I spent last weekend creating new slides. After outlining what is Second Life and how libraries are using it, I will talk about ten ways Australian public librarians can get involved. I’m aiming to do a live demo on the day -with the audience telling my avatar what to do. I also pointed my video camera at the screen as I did a tour of Info Island and the Australian Libraries Building so that I have a backup if glitchiness happens.

I even upgraded the driver for my video card so that there is no chance of Emerald being clothed in textures in her environment instead of clothing textures. (It used to get a bit embarrassing when a tree texture didn’t quite cover what ought to be covered).

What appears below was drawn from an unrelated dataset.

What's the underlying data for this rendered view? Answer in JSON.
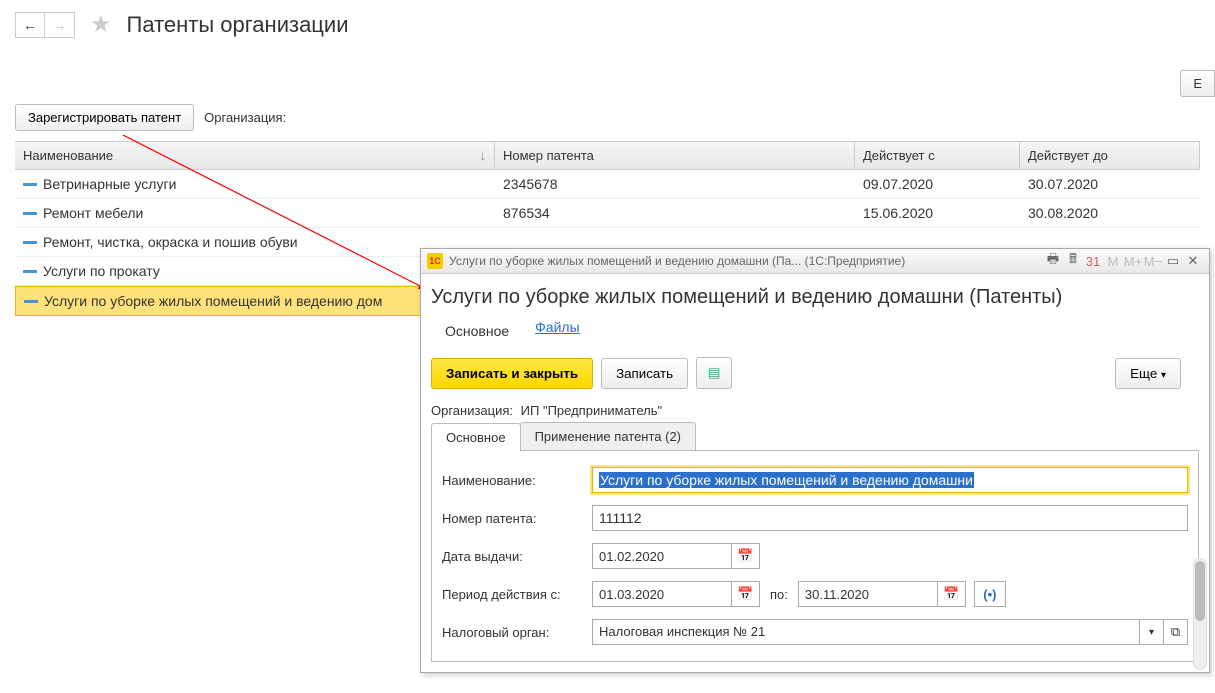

After a tech run through at the State Library on Friday afternoon, I will be free until Sunday. Michelle, the Connecting Librarian, is taking me to St Kilda Markets and a visit to her home and her library until the evening when we have dinner with Christine McKenzie from Yarra Plenty and Helene Blowers from the Public Library of Charlotte and Mecklenberg County.

I’m really excited about meeting these folk. Michelle and I have worked together on librariesinteract.info for over a year and I have watched the Learning 2.0 program as it’s grown up and moved to Australia. I was tempted to bring a mike and make a podcast that night, but I’m leaving it at home and just enjoying the company instead.

Of course on Saturday morning I will be popping to the local K-Mart or Target to pick up a copy of the new Harry Potter. No kids and the day to myself to read it! I would be better off saving it until the plane trip home, however. If anyone would like to suggest something I shouldn’t miss in Melbourne or catch up for a coffee or show me their library, I’d be happy to do so on Friday night or Saturday. Just email me sirexkat @ gmail dot com .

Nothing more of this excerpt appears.